07/20/2023
By Steve O’Riordan

I’m writing to provide additional details following Chancellor Julie Chen’s message yesterday outlining the steps UMass Lowell needs to take to ensure our future success.

Our Financial Position
In May the UMass Board of Trustees approved UMass Lowell’s operating budget.

Among the revenues and expenditures we are looking to balance include:

  • the end of one-time pandemic-related federal dollars,
  • growing grant and research external funding,
  • enrollment changes and corresponding tuition and residence hall revenues,
  • significant increases for salaries and benefits, and
  • inflationary pressures.

Even with a 6% increase in tuition rates from Fall 2019 to Fall 2023, net tuition is down 5%. The reason? This May we graduated the last of our large classes recruited pre-pandemic, which are replaced with smaller COVID-era cohorts that continue to matriculate, entering their junior and senior years.

Our incoming classes continue to grow year over year, thanks to the hard work of so many in Admissions and across the campus, but it will still be several years before the pandemic’s financial impact is behind us.

We’re also experiencing the impact of inflation on salaries and benefits. UMass Lowell works hard to prioritize fair and competitive wages in collaboration with our unions and will continue to do so. But there is a financial reality that comes with that commitment.

At 58% of all university costs, salaries and benefits are UMass Lowell’s largest expenditure. And those costs are increasing by 8% and 11% respectively. The state provides just over half of that increase (54%), leaving the remainder to the university to fund.

Additionally, costs of goods and contracted services, utilities, construction materials, course materials, computers, and lab equipment and chemicals are all increasing.

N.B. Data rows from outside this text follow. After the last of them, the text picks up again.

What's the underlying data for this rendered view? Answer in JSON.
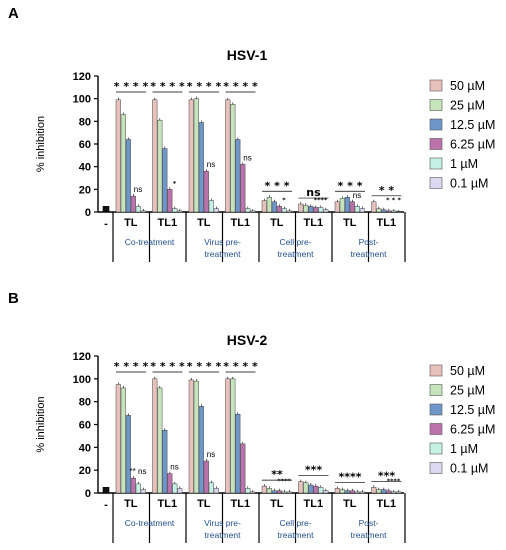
{
  "chart_data": [
    {
      "type": "bar",
      "panel_label": "A",
      "title": "HSV-1",
      "ylabel": "% inhibition",
      "ylim": [
        0,
        120
      ],
      "yticks": [
        0,
        20,
        40,
        60,
        80,
        100,
        120
      ],
      "control_label": "-",
      "control_value": 5,
      "series": [
        {
          "name": "50 µM",
          "color": "#e7c1bc"
        },
        {
          "name": "25 µM",
          "color": "#c5e4bc"
        },
        {
          "name": "12.5 µM",
          "color": "#6e96c9"
        },
        {
          "name": "6.25 µM",
          "color": "#bb73ac"
        },
        {
          "name": "1 µM",
          "color": "#c5f0e4"
        },
        {
          "name": "0.1 µM",
          "color": "#dcd8f2"
        }
      ],
      "categories": [
        "TL",
        "TL1",
        "TL",
        "TL1",
        "TL",
        "TL1",
        "TL",
        "TL1"
      ],
      "groups": [
        {
          "label": "Co-treatment"
        },
        {
          "label": "Virus pre-treatment"
        },
        {
          "label": "Cell pre-treatment"
        },
        {
          "label": "Post-treatment"
        }
      ],
      "values": [
        [
          99,
          86,
          64,
          14,
          5,
          1
        ],
        [
          99,
          81,
          56,
          20,
          3,
          1
        ],
        [
          99,
          100,
          79,
          36,
          10,
          3
        ],
        [
          99,
          95,
          64,
          42,
          3,
          1
        ],
        [
          10,
          13,
          9,
          5,
          3,
          1
        ],
        [
          7,
          6,
          5,
          4,
          4,
          2
        ],
        [
          9,
          12,
          13,
          9,
          5,
          3
        ],
        [
          9,
          3,
          2,
          1,
          1,
          0
        ]
      ],
      "significance": [
        [
          "* * * *",
          "ns"
        ],
        [
          "* * * *",
          "*"
        ],
        [
          "* * * *",
          "ns"
        ],
        [
          "* * * *",
          "ns"
        ],
        [
          "* * *",
          "*"
        ],
        [
          "ns",
          "****"
        ],
        [
          "* * *",
          "ns"
        ],
        [
          "* *",
          "* * *"
        ]
      ]
    },
    {
      "type": "bar",
      "panel_label": "B",
      "title": "HSV-2",
      "ylabel": "% inhibition",
      "ylim": [
        0,
        120
      ],
      "yticks": [
        0,
        20,
        40,
        60,
        80,
        100,
        120
      ],
      "control_label": "-",
      "control_value": 5,
      "series": [
        {
          "name": "50 µM",
          "color": "#e7c1bc"
        },
        {
          "name": "25 µM",
          "color": "#c5e4bc"
        },
        {
          "name": "12.5 µM",
          "color": "#6e96c9"
        },
        {
          "name": "6.25 µM",
          "color": "#bb73ac"
        },
        {
          "name": "1 µM",
          "color": "#c5f0e4"
        },
        {
          "name": "0.1 µM",
          "color": "#dcd8f2"
        }
      ],
      "categories": [
        "TL",
        "TL1",
        "TL",
        "TL1",
        "TL",
        "TL1",
        "TL",
        "TL1"
      ],
      "groups": [
        {
          "label": "Co-treatment"
        },
        {
          "label": "Virus pre-treatment"
        },
        {
          "label": "Cell pre-treatment"
        },
        {
          "label": "Post-treatment"
        }
      ],
      "values": [
        [
          95,
          92,
          68,
          13,
          8,
          3
        ],
        [
          100,
          92,
          55,
          17,
          8,
          4
        ],
        [
          99,
          98,
          76,
          28,
          9,
          4
        ],
        [
          100,
          100,
          69,
          43,
          4,
          1
        ],
        [
          6,
          4,
          2,
          2,
          1,
          1
        ],
        [
          10,
          9,
          7,
          6,
          5,
          2
        ],
        [
          4,
          3,
          2,
          2,
          1,
          1
        ],
        [
          5,
          3,
          3,
          2,
          1,
          1
        ]
      ],
      "significance": [
        [
          "* * * *",
          "** ns"
        ],
        [
          "* * * *",
          "ns"
        ],
        [
          "* * * *",
          "ns"
        ],
        [
          "* * * *",
          ""
        ],
        [
          "**",
          "****"
        ],
        [
          "***",
          ""
        ],
        [
          "****",
          ""
        ],
        [
          "***",
          "****"
        ]
      ]
    }
  ]
}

The combination of slow growth in general operating revenues and significant increases in costs has the university looking at a budget gap of some $37 million that we need to close. And the sooner we act, the more flexibility we have to do so.

Our Next Steps
As the chancellor said in her video message – and as each of you has experienced in the last several years – slicing budgets thinner and thinner each year is not a sustainable solution. FY24 department budgets have been reduced 15% from last year.

This is the reason for the campus-wide conversations that will begin in the coming weeks. In alignment with the 2028 Strategic Plan, we will be redirecting resources to key priorities, such as enrollment marketing and revenue generating ideas. We will also focus on 

  1. necessary structural changes and reorganization efforts, 
  2. eliminating repetitive and duplicative efforts and
  3. reducing and restructuring campus services to reduce and right-size our budget.
Service impacts will be felt across the campus, including via administrative support activities, response times from Facilities and Information Technology, support for events and conferences –especially during nights and weekends, and reductions to transportation services.

In her message, the chancellor identified a number of efficiencies and savings we’re already implementing, including reducing our office footprint and increased academic course efficiencies. Additional ideas for savings or revenue generation from the campus community are encouraged and can be shared anonymously.

VSIP & Personnel Impacts
Despite our efforts across all other areas of the university, the FY24 budget gap will require difficult personnel decisions.

The university recently froze or eliminated 56 vacant positions. And the Executive Cabinet will continue to review all personnel options through our essential hiring review process to determine how best to deploy our human resources towards the goals outlined in the 2028 Strategic Plan.

In addition, UMass Lowell will be rolling out a Voluntary Separation Incentive Program (VSIP) to all employees, similar to the one offered during the pandemic. Human Resources will share more information in the coming days. The number of employees who elect to utilize the VSIP program will determine the scope of any additional personnel actions the university needs to take in the months ahead.

In her message the chancellor laid out clearly the new reality of higher education and the post-pandemic danger that awaits universities that don’t elevate to distinguish themselves from their peers and make clear the value of their degrees to students.

This is a difficult moment for UMass Lowell, but by quickly confronting these challenges and making hard choices now, we will position ourselves to thrive in the years ahead.

Thank you for everything you do for UMass Lowell and its students.